Era la responsabile della maledizione del Villaggio Perduto, colei che aveva massacrato i suoi abitanti, ma nonostante ciò la sua sete di sangue e vendetta non si era placata e aveva continuato a trascinarsi nei secoli: era la donna le cui folli risate agghiacciavano ancora le notti di quei boschi.

Sae era inoltre la causa per cui lei e Mio si trovavano intrappolate in quel luogo maledetto, ma anche sapendo ciò non riusciva a provare rancore. Erano troppo simili, in una maniera spaventosa, ed ora che gliela aveva svelata condivideva con lei la sua amarezza. Una sofferenza troppo forte per una creatura troppo fragile, che aveva finito per condurla alla pazzia.

Quello spirito vendicativo, prima di essere una carnefice, era una vittima del suo destino.

“Io comprendo il tuo dolore” le disse quindi Mayu con voce gentile, pur sapendo che poteva leggerle direttamente nella testa, ed intanto si metteva seduta.

Sae non si mosse, così Mayu, ormai abbandonato ogni timore nei confronti di quell’anima in pena, le si avvicinò ed infine l'abbracciò.

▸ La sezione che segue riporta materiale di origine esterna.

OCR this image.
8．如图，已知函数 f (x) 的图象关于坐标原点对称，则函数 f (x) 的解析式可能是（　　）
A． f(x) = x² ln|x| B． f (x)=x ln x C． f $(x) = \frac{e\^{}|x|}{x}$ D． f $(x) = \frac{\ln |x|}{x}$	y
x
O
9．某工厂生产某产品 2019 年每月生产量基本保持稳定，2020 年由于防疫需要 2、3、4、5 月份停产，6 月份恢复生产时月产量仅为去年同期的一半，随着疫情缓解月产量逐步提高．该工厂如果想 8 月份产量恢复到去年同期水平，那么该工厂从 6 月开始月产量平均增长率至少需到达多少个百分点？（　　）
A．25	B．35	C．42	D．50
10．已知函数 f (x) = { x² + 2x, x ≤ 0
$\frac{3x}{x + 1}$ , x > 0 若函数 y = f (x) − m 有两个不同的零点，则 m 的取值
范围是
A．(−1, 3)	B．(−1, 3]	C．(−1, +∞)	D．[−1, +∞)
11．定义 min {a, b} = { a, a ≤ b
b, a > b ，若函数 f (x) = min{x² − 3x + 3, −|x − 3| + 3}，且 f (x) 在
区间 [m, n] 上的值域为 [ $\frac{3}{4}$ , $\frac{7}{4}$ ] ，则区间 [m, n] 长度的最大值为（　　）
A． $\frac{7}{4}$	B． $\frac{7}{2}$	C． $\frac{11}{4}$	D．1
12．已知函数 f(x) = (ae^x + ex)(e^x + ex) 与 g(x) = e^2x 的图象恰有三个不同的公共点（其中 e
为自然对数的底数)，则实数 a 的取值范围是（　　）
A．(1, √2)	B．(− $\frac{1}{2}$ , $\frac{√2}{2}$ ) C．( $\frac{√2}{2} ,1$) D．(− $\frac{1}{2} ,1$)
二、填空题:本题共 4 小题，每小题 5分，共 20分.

“Ti prometto che ti salverò” la rassicurò, senza riuscire a frenare un’improvvisa ondata di pianto.

Anche Yae, che era stata la gemella di Sae quando erano state in vita, aveva promesso più volte come aveva fatto Mio che non si sarebbero mai separate. Alla fine, invece, si erano divise. Sembrava inevitabile, se non si era parte di una sola persona, se non si condivideva lo stesso corpo. Allo stesso modo anche lei e Mio prima o poi si sarebbero separate, col tempo o per volere del destino. E Mayu non voleva, non riusciva ad immaginarsi una vita senza sua sorella. Era come se in Sae, adesso che aveva conosciuto i suoi tormenti, potesse scorgere il suo futuro, con esso la disperazione e la follia che ne sarebbero venute.

Pensando a questo, lentamente, Mayu si sciolse dall'abbraccio e si asciugò gli occhi. Poi sorrise, sfiorando la mano fredda dello spirito.

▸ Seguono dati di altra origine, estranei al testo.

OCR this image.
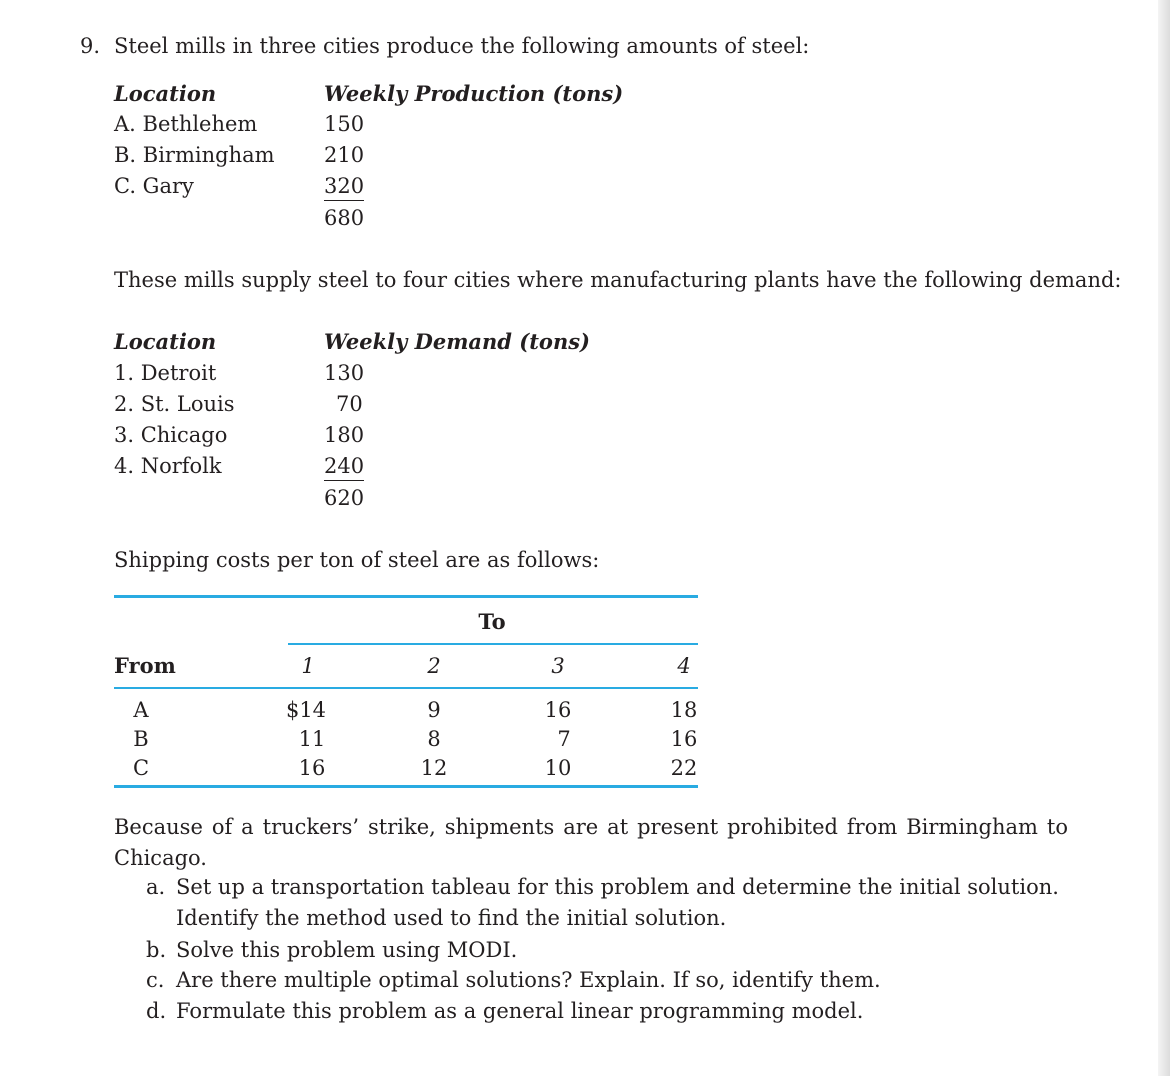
9. Steel mills in three cities produce the following amounts of steel:
Location	Weekly Production (tons)
A. Bethlehem	150
B. Birmingham 210
C. Gary	320
680
These mills supply steel to four cities where manufacturing plants have the following demand:
Location	Weekly Demand (tons)
1. Detroit	130
2. St. Louis	70
3. Chicago	180
4. Norfolk	240
620
Shipping costs per ton of steel are as follows:
To
From	1	2	3	4
A	$14	9	16	18
B	11	8	7	16
C	16	12	10	22
Because of a truckers’ strike, shipments are at present prohibited from Birmingham to Chicago.
a. Set up a transportation tableau for this problem and determine the initial solution. Identify the method used to find the initial solution.
b. Solve this problem using MODI.
c. Are there multiple optimal solutions? Explain. If so, identify them.
d. Formulate this problem as a general linear programming model.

Sae afferrò delicatamente la sua mano. Mayu aveva ormai compreso cosa le chiedeva, quindi glielo aveva accordato. In quel gesto, Mayu percepì tutta la sua gratitudine e forse qualcosa di molto simile alla gioia, un sentimento che nella sua forma più pura non aveva attraversato quello spirito ormai da troppo tempo. Insieme si fecero strada per i corridoi bui della villa, incamminandosi verso il sacrificio che avrebbe liberato Sae dalla sua maledizione e Mayu dal peggiore dei suoi incubi. Non poteva chiedere di meglio, che essere uccisa dalle mani di sua sorella, per diventare con lei un solo spirito.